Arab journalists from across the region attended a workshop aimed at honest appraisal of their efforts in covering Darfur, and expressed “unprecedented self-criticism.” Of course future conduct is a critical measure (as it is for Western journalists), although it must be mentioned that the environment they work in is far more restricted than that of journalists in the West.
Is such an event forthcoming in the West, or will its journalists respond in the same ways next time an Africa story comes up? Given the compassion fatigue that now characterises Darfur’s profile in the Western media, “˜silent’, “˜unmoved’ or “˜without opinion’ is plausibly an apt description for the West.
Dear Guy,
this is an extremely important posting. The facts you present speak for themselves. Underpinning this is something equally, or more important about the way in which different political cultures use the media.
The Arab and African media tend to speak to their own domestic audiences and not to western ones. In most African countries, the print media has a tendency to cover stories in other countries using wire services which have a generally European or American outlook, but this is less so in the Arab world. Interpreting this as silence or not caring betrays the worldview of those who make this allegation.
A vast amount of the western media coverage of Darfur has had a campaigning agenda: demanding international troops or similar, or raising funds for humanitarian operations. Criticism of other media for ‘silence’ is often not because of silence about the facts, but failure to endorse such an agenda.
I am grateful to you for helping put the record straight on this.
Alex
Why would anyone expect British or American newspapers to be early or super-accurate on an African conflict story anyway?
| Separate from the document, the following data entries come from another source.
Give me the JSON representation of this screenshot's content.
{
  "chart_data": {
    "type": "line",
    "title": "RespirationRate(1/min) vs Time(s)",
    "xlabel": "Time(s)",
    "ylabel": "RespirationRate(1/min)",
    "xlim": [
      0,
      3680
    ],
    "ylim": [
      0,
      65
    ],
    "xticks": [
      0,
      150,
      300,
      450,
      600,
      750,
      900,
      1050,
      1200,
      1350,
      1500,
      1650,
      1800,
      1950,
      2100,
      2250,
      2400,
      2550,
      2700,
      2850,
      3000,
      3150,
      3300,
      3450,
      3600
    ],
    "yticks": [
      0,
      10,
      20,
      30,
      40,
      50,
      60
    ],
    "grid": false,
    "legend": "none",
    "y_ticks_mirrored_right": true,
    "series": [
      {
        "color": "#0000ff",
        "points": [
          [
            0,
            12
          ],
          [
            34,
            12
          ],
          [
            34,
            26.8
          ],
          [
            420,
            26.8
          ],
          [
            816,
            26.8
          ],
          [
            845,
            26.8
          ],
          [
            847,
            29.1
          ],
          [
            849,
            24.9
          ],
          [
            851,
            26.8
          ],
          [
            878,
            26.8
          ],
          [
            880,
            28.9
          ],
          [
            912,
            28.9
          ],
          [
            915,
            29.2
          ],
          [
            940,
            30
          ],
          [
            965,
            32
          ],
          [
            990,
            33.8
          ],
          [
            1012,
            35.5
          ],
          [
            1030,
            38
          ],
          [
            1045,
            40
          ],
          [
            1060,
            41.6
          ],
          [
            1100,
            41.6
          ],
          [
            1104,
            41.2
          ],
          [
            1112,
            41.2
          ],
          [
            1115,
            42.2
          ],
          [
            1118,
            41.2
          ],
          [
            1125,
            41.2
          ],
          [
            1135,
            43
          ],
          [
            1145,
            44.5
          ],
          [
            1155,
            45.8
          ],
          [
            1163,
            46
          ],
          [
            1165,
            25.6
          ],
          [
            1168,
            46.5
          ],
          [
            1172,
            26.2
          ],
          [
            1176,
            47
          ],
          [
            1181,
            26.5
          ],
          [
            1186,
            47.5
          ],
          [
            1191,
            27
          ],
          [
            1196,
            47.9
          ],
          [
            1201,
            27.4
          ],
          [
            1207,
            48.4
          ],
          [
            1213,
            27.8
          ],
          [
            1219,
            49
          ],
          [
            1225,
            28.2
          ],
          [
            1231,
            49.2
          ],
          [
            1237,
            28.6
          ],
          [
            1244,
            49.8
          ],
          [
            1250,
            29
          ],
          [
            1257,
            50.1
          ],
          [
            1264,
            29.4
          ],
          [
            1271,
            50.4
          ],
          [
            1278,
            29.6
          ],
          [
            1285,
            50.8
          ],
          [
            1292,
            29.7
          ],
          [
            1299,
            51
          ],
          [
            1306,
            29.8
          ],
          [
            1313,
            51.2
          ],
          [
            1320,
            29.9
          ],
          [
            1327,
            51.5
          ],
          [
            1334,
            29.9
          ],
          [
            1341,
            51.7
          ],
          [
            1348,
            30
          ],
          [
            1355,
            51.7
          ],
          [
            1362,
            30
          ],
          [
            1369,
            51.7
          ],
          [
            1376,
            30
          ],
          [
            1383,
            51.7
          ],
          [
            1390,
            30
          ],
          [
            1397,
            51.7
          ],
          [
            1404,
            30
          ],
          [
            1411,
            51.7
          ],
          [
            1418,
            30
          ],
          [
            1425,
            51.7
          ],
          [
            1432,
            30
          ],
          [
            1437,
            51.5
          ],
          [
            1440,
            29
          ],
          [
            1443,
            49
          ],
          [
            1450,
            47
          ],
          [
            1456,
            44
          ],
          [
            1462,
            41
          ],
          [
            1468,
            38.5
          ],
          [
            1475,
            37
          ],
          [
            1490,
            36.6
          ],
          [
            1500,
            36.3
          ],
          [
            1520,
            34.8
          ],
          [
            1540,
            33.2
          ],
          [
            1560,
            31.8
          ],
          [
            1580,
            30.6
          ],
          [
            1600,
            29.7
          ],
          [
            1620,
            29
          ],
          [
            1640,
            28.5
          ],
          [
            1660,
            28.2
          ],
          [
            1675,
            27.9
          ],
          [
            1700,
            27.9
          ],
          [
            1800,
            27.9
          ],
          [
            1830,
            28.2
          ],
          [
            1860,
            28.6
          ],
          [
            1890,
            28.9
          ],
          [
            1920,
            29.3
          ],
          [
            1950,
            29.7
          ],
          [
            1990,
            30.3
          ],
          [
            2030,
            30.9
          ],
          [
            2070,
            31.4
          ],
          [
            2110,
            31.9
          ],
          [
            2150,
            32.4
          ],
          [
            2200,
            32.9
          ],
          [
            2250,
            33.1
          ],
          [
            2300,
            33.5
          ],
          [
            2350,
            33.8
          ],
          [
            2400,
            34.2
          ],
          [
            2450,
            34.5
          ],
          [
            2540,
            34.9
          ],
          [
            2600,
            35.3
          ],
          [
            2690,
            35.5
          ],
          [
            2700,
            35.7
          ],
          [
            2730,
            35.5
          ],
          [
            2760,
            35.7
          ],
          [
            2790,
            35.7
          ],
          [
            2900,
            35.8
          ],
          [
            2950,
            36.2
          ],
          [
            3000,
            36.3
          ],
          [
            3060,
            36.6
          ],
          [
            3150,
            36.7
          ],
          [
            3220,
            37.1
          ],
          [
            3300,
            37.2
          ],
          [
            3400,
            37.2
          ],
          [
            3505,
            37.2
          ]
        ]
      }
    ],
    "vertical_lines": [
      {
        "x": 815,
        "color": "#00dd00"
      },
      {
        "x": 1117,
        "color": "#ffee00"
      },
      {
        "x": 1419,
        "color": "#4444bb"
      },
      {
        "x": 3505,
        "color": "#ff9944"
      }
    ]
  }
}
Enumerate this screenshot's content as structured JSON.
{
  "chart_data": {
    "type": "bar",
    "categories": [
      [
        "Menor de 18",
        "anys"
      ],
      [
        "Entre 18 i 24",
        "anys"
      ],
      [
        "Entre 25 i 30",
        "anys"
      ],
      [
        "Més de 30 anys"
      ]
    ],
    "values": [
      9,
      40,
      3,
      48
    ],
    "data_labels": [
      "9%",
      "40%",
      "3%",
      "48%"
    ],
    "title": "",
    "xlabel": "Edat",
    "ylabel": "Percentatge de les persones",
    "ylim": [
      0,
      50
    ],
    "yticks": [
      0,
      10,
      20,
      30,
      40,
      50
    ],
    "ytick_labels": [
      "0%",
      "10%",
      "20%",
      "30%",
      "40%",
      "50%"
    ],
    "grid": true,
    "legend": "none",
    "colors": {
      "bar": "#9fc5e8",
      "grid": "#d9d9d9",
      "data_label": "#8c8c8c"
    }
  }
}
Anyway, to add a few details:
In late 2003, some foreign Arab media (Egyptian TV for example) were getting travel permits for Darfur while there were quite a number of non-Arabic foreign correspondents based in Nairobi who would have gone but could not get in.
Sudanese journalists did not need permits, and the Economist was lucky to have a gutsy and resourceful stringer and so was one of the earliest “mainstream” British publications to get a dateline and real coverage from inside Darfur.
The UN consciously started to be a little more forthright in its public statements from December 2003 which generated more media appetite.
The “story” took off when Kapila mentioned Rwanda in March 2004 (just as hacks were preparing their Rwanda 10-year commemorative pieces) and when TV footage was available for English-language channels that April.
By the way, the current levels of media coverage on Darfur (late 2009) are at their lowest for some time: see the graph here: http://www.google.com/trends?q=darfur
The level of public interest (as measured by Google searches – the upper graph) however is now proportionally high, compared to the volume of media coverage.
Maybe that means there’s unmet demand for media coverage of Darfur now?
What would readers of SSRC like to read about?